Virulence gene profiles obtained by PCR analysis of E. coli strains used in the study
Reactivity of VT3 antiserum with intimin.VT3 antiserum agglutinated the whole cells of E. coli strain BL21(DE3) with plasmid pIntg934 encoding intimin type γ (E. coli O157:H7 intimin) but did not agglutinate the untransformed cells. As the cells produced full-length intimin molecules in the outer membrane of transformed bacteria (27), the results indicated that VT3 antiserum reacted with intimin.
Immunoblotting.We assessed the reactivity of VT3 antiserum to whole-cell lysates of the strains of E. coli and other enteric bacteria (listed in Materials and Methods) by immunoblotting. It was found that VT3 antiserum recognized the 97-kDa protein in whole-cell lysates from strains VT3 and EDL933 and did not cross-react with the ETEC (O125) strain (Fig. 1). Immunoblot analysis was performed with the whole-cell antigens prepared from the 87 strains using VT3 antiserum.
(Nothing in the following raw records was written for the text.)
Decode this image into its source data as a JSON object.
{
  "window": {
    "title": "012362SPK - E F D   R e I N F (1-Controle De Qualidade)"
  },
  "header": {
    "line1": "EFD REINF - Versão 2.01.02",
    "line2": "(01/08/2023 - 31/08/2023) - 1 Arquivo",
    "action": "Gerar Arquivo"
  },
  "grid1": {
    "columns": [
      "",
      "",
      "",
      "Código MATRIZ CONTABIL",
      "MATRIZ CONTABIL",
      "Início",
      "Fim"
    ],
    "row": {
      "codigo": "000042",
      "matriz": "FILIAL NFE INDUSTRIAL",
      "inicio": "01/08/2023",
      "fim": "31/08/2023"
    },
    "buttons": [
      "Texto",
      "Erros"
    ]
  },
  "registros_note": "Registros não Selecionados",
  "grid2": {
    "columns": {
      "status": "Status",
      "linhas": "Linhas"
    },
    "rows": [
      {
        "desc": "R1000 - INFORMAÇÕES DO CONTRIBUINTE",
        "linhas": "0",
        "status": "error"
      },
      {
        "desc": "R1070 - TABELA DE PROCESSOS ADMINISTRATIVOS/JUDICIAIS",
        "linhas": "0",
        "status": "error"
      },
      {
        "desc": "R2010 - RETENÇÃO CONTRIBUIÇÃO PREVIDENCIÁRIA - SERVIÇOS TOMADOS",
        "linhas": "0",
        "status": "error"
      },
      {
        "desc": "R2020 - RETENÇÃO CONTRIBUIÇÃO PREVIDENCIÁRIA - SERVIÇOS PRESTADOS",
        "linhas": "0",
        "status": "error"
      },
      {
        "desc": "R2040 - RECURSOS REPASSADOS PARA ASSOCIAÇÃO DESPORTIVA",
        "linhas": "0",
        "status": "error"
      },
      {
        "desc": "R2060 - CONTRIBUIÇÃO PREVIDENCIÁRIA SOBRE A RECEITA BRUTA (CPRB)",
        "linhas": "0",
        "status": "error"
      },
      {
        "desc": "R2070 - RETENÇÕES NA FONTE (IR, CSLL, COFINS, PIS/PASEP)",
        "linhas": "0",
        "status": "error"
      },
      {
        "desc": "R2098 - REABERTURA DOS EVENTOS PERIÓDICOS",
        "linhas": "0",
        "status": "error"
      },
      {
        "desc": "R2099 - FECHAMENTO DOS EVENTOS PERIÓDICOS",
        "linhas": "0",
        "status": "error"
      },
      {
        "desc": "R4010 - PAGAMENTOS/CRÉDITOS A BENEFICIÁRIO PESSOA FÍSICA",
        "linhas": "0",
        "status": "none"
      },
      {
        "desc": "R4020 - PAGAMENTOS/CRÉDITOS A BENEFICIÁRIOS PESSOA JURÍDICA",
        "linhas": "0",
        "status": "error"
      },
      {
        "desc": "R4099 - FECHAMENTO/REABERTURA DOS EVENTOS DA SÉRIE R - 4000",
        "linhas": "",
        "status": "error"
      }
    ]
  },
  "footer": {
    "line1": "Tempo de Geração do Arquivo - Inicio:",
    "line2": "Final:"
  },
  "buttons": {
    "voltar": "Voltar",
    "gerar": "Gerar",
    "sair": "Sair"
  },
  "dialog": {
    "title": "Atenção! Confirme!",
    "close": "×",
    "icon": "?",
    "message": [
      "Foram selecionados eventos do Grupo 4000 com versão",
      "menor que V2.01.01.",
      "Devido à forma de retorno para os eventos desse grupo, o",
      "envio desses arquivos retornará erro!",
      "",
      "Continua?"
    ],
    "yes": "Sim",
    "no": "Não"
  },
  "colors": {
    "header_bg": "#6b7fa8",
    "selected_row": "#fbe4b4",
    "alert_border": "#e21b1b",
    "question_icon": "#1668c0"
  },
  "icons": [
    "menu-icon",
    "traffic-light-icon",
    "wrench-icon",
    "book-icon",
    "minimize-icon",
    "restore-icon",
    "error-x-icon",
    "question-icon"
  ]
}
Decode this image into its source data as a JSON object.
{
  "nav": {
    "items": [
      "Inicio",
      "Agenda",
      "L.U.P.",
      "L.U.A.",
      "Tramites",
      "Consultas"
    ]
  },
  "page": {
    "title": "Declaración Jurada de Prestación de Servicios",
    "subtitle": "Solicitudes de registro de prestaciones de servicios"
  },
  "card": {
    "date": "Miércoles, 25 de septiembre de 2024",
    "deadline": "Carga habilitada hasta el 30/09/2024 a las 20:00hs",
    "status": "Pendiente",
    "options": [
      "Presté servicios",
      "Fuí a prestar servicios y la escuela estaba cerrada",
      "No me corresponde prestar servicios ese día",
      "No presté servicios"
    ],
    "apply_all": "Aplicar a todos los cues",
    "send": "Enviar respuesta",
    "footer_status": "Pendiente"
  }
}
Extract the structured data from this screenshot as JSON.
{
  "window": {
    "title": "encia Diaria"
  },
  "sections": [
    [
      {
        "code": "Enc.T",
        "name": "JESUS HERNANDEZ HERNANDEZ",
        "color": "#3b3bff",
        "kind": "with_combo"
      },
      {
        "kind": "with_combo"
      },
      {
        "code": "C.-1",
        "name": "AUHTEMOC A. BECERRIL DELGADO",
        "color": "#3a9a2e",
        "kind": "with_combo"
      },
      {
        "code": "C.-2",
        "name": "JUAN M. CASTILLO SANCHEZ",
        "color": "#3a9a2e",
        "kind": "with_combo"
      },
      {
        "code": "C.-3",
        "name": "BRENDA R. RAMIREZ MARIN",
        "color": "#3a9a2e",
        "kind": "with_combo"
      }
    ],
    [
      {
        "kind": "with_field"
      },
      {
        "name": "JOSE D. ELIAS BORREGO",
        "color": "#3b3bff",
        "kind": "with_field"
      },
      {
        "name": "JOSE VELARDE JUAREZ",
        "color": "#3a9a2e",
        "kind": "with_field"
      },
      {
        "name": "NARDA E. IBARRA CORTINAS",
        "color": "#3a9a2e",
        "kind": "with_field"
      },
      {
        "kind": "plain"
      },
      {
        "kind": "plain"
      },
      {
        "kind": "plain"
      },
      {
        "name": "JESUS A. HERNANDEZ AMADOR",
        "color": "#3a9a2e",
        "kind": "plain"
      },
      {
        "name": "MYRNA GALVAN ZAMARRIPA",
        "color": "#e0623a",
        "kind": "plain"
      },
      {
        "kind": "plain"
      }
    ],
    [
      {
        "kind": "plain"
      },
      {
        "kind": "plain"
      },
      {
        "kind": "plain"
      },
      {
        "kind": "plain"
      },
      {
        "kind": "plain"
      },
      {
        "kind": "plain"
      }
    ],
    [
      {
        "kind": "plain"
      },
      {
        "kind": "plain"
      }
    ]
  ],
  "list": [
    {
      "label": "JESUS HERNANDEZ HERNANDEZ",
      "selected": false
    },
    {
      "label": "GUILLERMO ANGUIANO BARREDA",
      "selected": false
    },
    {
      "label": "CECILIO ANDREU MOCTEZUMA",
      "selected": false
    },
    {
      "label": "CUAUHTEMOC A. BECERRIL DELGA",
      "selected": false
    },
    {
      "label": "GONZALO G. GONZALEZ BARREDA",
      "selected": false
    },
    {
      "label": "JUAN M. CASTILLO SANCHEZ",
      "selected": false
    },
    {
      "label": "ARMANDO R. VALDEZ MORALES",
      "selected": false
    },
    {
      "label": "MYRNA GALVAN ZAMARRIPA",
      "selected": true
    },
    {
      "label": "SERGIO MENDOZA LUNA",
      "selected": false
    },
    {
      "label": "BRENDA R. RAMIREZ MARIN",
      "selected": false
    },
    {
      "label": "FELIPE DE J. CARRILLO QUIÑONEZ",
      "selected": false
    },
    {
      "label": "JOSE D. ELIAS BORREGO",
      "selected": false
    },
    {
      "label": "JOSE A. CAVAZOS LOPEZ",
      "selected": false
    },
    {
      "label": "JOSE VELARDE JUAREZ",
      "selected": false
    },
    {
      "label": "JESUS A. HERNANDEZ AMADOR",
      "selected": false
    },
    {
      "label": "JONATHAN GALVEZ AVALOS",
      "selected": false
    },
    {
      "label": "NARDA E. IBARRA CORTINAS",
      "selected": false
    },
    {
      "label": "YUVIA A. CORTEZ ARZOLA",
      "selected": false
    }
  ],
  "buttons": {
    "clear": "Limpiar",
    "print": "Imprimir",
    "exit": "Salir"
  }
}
Thirty-six (83.7%) of the 43 STEC strains tested positive for the STEC antigen, and 7 (three cattle isolates and four environmental isolates) tested negative (Table 4). None of the non-STEC strains or other enteric bacteria examined here tested positive by immunoblot analysis.
Nitrocellulose immunoblot using VT3 antisera with whole-cell preparations of E. coli strains VT3 (O157; STEC) (lane 1), and EDL933 (O157, STEC) (lane 2). Marker sizes are in kilodaltons (phospholipase B, 103 kDa; BSA, 77 kDa; ovalbumin, 50 kDa; carbonic anhydrase, 34.3 kDa; and soybean trypsin inhibitor, 28.8 kDa).
Results obtained by immunoblotting and latex agglutination assay of the STEC strains
Development of a simple latex agglutination method to detect STEC.Based on the results of the immunoblotting assays, a simple latex agglutination assay was developed using VT3 antiserum for the detection of STEC in the present study. The determination of a working dilution of VT3 antiserum to coat the latex beads is shown in Table 5. The results of the latex agglutination test were positive when the antiserum used in the test was at a higher dilution (between 1:1,000 and 1:2,000) than that used in the slide agglutination test (1:20). It was also calculated that 1 ml of VT3 antiserum was sufficient to perform 10,000 tests. By use of the latex agglutination assay developed in this study, it was found that 35 (81.4%) of 43 STEC strains were positive for the STEC antigen and 8 (four cattle isolates and four environmental isolates) were negative (Tables 4 and 6). The corresponding sensitivity of the latex agglutination assay was 81.4%, whereas that of the immunoblot assay was 83.7%. One (3.3%) of the 30 strains of non-STEC bacteria and none of the strains of other enteric bacteria included in this study tested positive by the latex agglutination assay (Table 6). The corresponding specificity of the latex agglutination assay was approximately 98%.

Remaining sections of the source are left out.